Rafts, Rapids and Runs! Discover the Orange River

To the Bushmen it was known as “eGariep,” the Great River. Early adventurers called it “die Grootrivier.” Contrary to popular belief, its name has nothing to do with its colour… In 1777, at a time when the Dutch were laying claim to the Cape, Robert Jacob Gordon, a Dutchman of Scottish descent named it “Oranjerivier” in honour of Prince William of the Royal Dutch House of Orange (Oranje).

The Orange River is certainly South Africa’s greatest river.Rising in the Maluti Mountains of Lesotho and following some 2250km to the Atlantic Ocean in the west, it is the 39th longest river in the world. The great bulk of its water comes from its source, the Caledon River and its tributary, the Vaal. It has been dammed in two places.

The Gariep Dam near Colesburg covers an area of 374sq kilometers, has the capacity of 6000 million cubic meters of water when full, and generates 320MW of hydro electric power. Vanderkloof Dam downstream holds 3000 million cubic meters of water and generates 220MW of hydro electric power.

The river forms part of the international borders between South Africa and Namibia, and between South Africa and Lesotho, as well as several provincial borders within South Africa. Although the river does not pass through any major cities, it plays an important role in the South African economy by supporting agriculture, industry and mining.

As befits a great river, The Orange River carries one of the sixth largest waterfalls in the world. The Augrabies Falls can be found just below the town of Kakamas in the Northern Cape and is one of the natural wonders of Africa. The name means “place of great noise” and is an enormous spectacle to behold.
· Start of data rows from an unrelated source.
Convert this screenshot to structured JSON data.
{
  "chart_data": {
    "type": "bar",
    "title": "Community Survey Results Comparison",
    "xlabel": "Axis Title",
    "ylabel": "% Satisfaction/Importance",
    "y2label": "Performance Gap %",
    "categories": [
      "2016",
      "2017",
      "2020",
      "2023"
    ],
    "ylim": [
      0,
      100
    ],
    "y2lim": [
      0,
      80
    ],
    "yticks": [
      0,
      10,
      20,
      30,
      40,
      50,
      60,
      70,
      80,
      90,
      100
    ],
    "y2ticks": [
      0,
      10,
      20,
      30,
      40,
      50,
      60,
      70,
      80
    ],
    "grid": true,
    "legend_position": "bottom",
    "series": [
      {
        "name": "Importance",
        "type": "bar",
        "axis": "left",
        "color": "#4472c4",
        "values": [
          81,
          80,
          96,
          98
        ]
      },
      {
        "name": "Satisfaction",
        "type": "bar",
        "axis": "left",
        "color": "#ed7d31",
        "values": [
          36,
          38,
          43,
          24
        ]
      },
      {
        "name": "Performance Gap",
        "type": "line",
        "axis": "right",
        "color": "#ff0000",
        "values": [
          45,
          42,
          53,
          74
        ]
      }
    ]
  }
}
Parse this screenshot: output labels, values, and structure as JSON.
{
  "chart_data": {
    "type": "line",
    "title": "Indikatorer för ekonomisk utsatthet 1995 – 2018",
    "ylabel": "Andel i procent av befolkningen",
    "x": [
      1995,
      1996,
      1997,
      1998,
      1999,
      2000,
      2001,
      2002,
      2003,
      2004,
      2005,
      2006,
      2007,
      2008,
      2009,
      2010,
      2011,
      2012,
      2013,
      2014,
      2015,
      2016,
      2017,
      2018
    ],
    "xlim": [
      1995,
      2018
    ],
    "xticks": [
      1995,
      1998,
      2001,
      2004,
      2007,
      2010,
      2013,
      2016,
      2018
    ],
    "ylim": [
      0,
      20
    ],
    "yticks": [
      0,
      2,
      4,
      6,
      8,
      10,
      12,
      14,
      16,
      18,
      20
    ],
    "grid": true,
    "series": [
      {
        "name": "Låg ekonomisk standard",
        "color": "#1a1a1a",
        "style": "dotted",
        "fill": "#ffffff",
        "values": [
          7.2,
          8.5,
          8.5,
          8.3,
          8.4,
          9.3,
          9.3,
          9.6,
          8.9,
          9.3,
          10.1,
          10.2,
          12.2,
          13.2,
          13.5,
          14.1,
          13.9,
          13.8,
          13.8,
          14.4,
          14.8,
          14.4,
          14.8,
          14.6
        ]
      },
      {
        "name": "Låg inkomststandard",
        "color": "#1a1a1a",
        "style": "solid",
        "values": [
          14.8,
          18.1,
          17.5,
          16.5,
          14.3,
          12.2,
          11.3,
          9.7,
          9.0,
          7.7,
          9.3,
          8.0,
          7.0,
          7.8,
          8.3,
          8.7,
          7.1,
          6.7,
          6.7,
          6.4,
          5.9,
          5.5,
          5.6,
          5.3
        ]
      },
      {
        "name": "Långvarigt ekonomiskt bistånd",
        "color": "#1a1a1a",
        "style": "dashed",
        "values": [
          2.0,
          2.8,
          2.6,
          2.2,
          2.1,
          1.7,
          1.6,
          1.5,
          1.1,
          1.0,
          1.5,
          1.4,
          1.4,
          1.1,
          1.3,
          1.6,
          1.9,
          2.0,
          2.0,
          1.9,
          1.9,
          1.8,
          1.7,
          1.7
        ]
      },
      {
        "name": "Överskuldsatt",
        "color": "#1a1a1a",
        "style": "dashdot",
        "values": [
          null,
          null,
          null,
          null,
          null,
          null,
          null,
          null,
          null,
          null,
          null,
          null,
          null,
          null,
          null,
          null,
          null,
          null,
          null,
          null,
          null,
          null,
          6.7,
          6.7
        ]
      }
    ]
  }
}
Moving in a westward direction from Augrabies via the Orange River Gorge, Onseepkans and the historic settlement of Pella with its desert cathedral, the river reaches the Richtersveld where it is forced to change course and head north. In the region of the Orange/Fish river confluence, this weakness is broached and the river is able to continue westwards through the Northern Cape coastal plain and finally spill out into the chilly currents of the Atlantic Ocean between Alexander Bay and Oranjemund on the Diamond Coast of South Africa and Namibia.

It is in the Richtersveld area that the Orange River plays host to South Africa’s most popular River Run adventures. These river trails yield big excitement with little danger. Rapids reach a grade of 2 to 2.5 along the stretch between Noordoewer and the Fish River Junction. (Rapids are graded between 1 and 6, from gentle to impossible)

These river safaris range from 3 to 6 days and cover about 20 kilometers per day. Expect to sleep under the stars and enjoy a close-up view of the spectacular surrounding wilderness only accessed by the river. Enjoy spectacular desert sunsets, stunning rose-coloured mountains, unusual rock formations and evenings around the campfire. There is an abundance of 276 species of birds along the way and one may be fortunate to see and hear the call of the famous fish eagle. Other animals found in this remote area include baboons, vervet monkeys, and legauans. You may also be lucky enough to spot wild desert horses as they come down to the water’s edge to drink.